Vampire princess Christina Light hosts a New Year's Eve party in Tokyo, where guests are held hostage by yakuza assassins and Transylvanian mercenaries, leading to a showdown with deadly creatures. The novel blends horror, fantasy, and alternate history, featuring a mix of pop culture references and a fast-paced, action-packed narrative set in a world where vampires coexist with humans.

Reader Review Summary

Here is my review of "Anno Dracula 1999: Daikaiju" by Kim Newman:

Newman delivers another wild and imaginative entry in his acclaimed Anno Dracula alternate history/horror series with this novel set on New Year's Eve 1999 in Tokyo. As with past books, Newman masterfully blends vampire lore and mythology with an intricate melding of real historical figures, fictional characters, and pop culture references spanning books, films, TV shows, and more. The result is a deliriously entertaining and unique reading experience.

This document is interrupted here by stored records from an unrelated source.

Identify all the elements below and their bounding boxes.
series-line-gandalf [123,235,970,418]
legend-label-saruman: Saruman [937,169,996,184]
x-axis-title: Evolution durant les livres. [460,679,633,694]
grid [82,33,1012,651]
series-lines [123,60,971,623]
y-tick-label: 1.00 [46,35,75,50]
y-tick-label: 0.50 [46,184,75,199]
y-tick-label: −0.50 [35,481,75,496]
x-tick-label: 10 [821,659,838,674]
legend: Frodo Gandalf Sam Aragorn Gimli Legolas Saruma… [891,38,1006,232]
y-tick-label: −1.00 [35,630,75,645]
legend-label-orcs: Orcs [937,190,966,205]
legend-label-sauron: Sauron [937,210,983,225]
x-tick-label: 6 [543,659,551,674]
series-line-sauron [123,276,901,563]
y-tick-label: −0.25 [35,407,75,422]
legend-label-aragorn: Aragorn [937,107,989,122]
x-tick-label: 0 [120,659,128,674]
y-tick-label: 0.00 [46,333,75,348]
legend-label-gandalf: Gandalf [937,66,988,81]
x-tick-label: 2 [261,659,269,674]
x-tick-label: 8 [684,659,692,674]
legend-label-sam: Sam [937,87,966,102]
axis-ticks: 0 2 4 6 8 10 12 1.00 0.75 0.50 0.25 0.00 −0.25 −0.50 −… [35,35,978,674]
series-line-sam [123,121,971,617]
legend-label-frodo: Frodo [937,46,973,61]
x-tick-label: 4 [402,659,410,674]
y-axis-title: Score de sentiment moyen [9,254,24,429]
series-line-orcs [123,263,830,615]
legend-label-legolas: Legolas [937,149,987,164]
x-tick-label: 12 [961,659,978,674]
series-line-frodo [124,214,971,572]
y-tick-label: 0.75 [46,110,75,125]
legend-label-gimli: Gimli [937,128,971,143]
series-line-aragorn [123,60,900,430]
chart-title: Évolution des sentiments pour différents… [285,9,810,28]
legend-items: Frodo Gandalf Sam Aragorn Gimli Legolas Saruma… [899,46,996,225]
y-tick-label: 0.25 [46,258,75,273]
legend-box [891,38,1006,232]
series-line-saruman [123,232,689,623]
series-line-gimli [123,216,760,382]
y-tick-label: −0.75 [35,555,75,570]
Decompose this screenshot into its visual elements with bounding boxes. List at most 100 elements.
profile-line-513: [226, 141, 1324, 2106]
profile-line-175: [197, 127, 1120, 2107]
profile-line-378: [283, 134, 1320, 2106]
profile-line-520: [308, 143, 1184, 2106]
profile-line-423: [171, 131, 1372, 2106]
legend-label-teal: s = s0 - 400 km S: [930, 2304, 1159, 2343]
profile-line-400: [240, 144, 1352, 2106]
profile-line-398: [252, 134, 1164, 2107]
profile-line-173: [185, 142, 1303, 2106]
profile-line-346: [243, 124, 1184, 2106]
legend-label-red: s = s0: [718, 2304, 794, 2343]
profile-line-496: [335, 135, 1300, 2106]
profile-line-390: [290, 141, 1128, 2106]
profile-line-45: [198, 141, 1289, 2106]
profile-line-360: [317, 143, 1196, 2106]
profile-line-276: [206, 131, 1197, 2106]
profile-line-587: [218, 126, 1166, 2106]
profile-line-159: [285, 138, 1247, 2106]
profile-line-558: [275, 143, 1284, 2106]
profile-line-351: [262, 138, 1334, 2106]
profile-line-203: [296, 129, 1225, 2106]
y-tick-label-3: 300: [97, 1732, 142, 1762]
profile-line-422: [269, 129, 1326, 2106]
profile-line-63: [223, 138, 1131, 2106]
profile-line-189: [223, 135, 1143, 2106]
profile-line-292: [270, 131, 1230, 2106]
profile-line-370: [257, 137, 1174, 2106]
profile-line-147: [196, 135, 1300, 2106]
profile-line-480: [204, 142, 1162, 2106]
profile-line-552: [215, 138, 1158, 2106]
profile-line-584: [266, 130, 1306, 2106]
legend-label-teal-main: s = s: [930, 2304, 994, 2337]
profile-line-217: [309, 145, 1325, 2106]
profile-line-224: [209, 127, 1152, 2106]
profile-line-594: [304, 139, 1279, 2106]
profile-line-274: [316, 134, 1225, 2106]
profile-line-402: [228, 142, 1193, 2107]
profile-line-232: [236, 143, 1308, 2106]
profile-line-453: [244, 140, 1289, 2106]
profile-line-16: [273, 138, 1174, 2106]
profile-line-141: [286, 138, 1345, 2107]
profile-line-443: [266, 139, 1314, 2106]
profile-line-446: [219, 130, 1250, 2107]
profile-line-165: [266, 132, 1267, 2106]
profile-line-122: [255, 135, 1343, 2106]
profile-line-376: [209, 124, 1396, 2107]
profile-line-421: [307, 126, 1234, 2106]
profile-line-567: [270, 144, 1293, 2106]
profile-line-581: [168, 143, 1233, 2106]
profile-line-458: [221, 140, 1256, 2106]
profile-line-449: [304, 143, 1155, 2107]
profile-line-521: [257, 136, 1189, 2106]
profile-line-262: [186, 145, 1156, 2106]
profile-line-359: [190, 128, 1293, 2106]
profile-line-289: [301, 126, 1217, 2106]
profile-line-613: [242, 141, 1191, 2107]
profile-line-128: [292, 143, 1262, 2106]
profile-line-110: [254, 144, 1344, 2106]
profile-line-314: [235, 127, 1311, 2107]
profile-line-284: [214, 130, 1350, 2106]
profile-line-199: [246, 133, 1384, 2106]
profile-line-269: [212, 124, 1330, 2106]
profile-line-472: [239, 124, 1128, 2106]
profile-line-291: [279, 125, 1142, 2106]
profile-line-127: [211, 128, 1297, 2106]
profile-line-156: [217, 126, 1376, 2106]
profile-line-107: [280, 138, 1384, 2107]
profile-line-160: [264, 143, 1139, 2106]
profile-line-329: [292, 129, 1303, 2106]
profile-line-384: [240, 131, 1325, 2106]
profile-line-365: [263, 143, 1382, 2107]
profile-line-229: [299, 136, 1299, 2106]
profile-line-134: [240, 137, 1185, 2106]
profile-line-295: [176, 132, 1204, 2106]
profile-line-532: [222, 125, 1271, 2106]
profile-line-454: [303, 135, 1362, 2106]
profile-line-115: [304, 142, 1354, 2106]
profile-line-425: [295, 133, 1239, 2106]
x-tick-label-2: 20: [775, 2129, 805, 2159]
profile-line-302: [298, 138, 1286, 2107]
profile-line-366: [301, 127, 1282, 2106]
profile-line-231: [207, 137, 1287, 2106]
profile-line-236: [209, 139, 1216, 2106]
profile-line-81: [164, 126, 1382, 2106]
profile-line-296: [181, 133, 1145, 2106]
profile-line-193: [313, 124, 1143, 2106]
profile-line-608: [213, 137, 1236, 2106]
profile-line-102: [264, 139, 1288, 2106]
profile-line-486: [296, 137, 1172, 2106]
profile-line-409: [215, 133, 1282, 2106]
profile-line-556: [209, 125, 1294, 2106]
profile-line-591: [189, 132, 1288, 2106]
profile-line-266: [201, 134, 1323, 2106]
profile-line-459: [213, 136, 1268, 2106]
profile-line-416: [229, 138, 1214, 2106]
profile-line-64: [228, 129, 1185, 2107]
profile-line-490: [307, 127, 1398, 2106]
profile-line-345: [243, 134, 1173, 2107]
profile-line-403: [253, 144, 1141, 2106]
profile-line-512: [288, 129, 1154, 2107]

The story centers around a lavish party being thrown in a gigantic skyscraper shaped like Godzilla by Christina Light, the powerful vampire princess who controls Tokyo's "Bund" vampire district. However, the celebrations are disrupted by warring factions including terrorist groups, yakuza assassins, and Transylvanian mercenaries all vying for control as the new millennium dawns. Amidst the chaos, vampire agent Nezumi and British spy Richard Jeperson (of Newman's Diogenes Club series) find themselves battling deadly creatures and unraveling sinister conspiracies.

While the overall narrative setup echoes Die Hard in a Godzilla tower, as many reviewers have noted, Newman takes the premise into wildly imaginative territory blending horror, cyberpunk, satire, and more. The pace is unrelentingly propulsive, the action aplenty, with each chapter introducing zany new characters and wtf moments. Newman's prose fizzes with humor and ingenious mash-ups like having "John Blutarsky" as a drunken U.S. senator.

For regular readers of the Anno Dracula books, there are numerous rewarding connections to past stories and payoffs for ongoing plot threads. But Daikaiju also works as a delirious standalone adventure for the uninitiated. Those less familiar with Japanese pop culture may miss some references, but there are enough shoutouts to everything from Videodrome to Animal House to keep readers constantly delighted and guessing.

In the end, Anno Dracula 1999: Daikaiju represents Kim Newman at his most exuberantly creative - blending genres, upending narrative conventions, and remixing an incredible tapestry of influences into a wholly unique horror/satire/cyber-fantasy. For fans of wildly original genre mashups, it's an endlessly entertaining must-read. Even those less enamored may have to admire the sheer audacious ambition on display from a writer operating at the height of his powers.